Finch dairy farmer Theo Elshof has more than doubled his herd, something he couldn’t have done in his native homeland. (Nelson Zandbergen photo)
Nelson Zandbergen
Farmers Forum
EASTERN ONTARIO — Ontario farmers continue to be concerned about Dutch farmers as the Netherlands government presses ahead to shrink herd-size and impose fertilizer cuts — and now, expropriate 3,000 farms while paying out 120 % of market value for the properties.
Ratcheting up the pressure, the Dutch authorities in December revealed plans to forcibly buy out 3,000 operations in environmentally sensitive areas, though sweetened with reported above-market prices.
According to media reports, Dutch taxpayers will pay about $34.7 billion CDN on the farm buyout. Farmers subject to expropriation have until sometime in 2023 to accept the offer — or cease farming their property.

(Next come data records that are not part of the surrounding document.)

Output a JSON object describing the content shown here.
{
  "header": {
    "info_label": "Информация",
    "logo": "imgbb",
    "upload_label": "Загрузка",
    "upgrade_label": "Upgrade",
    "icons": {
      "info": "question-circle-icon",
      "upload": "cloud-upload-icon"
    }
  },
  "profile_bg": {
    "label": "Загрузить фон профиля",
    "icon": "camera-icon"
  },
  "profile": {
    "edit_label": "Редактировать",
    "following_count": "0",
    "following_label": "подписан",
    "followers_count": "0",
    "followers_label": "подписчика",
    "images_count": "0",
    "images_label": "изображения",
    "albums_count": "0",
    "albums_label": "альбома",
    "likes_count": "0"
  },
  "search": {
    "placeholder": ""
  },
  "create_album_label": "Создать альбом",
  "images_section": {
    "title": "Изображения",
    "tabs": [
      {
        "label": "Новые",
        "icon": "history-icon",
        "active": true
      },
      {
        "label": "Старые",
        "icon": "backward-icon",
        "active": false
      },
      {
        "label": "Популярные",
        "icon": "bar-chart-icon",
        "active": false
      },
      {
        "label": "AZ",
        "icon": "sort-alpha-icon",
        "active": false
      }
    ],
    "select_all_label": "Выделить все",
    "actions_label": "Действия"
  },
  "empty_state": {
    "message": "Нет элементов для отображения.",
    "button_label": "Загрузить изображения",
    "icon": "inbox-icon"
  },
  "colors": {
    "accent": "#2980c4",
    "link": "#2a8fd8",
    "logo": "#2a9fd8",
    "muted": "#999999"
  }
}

It’s all part of a controversial push by the Netherlands to curtail output of agricultural greenhouse gases as part of global climate change goals. Ontario farmers fear a similar anti-agriculture move in Canada following the Canadian government’s announcement last year to curtail fertilizer emissions by 30 per cent by 2030. Many local immigrant farmers staged tractor rallies last year in solidarity with their Dutch cousins.
There are over 50,000 farms in the Netherlands, and Eastern Ontario resident Marcel Smellink, originally from Holland, noted that only a small fraction will be eligible for the newly announced buyout. That leaves many farmers facing the prospect of trying to operate while hobbled by imposed herd cuts of up to 66 % or more.
“You see farmers crying in their barns,” Smellink said, reporting what he’s observed in Dutch news reports. A recent Dutch talk show highlighted one rural resident’s knowledge of three Dutch farmer suicides, he added.
Smellink said that farmers will face a $117,000 fine every three months until they comply. Individual Dutch provinces are rolling out the rules, he said, and not all at the same time.
Last summer’s Dutch tractorcade protests petered out amid talks between the farmers and the government, according to Smellink, but the farmers got fired up again in December, this time centred in Smellink’s home province of Overijssel, the first jurisdiction to plunge ahead with the plan. Smellink said the mayor of that province’s capital city was supposed to meet with the protesters in the first week of December but didn’t show up.
What’s so disheartening for the Dutch farmers, he pointed out, is the vast amount of time and money — often borrowed — that they’ve already plowed into their operations to comply with existing environmental controls placed on the ag sector over the last 30 years. In one case, he knows of a Dutch farmer in his home province who was ordered — under existing rules — to cut his 120-head milking herd by 43 animals a few years ago. Then the authorities came back and said they made a mistake, so the farmer went ahead and replaced those animals, only to be told he must now shed at least that many cattle again, under the new rules.
“I love Holland dearly, but I’m glad that I’m here in Canada,” Smellink said. “It’s still good here.”
In Finch, dairy farmer Theo Elshof also said he was glad to be in Canada after immigrating here in 1989. Elshof managed to buy a dairy farm in 1994 and over the years more than doubled the Jersey milking herd to more than 90 animals. “We never could have done in Holland what we’ve done here,” said Elshof, who farms today with his son, Kevin.
Elshof said the Dutch demonstrations helped somewhat based on his conversations with three Dutch families over Christmas. He added that he employed a farmer student from Holland last summer and the young man’s family was being compelled to cut their already small herd by 15 %.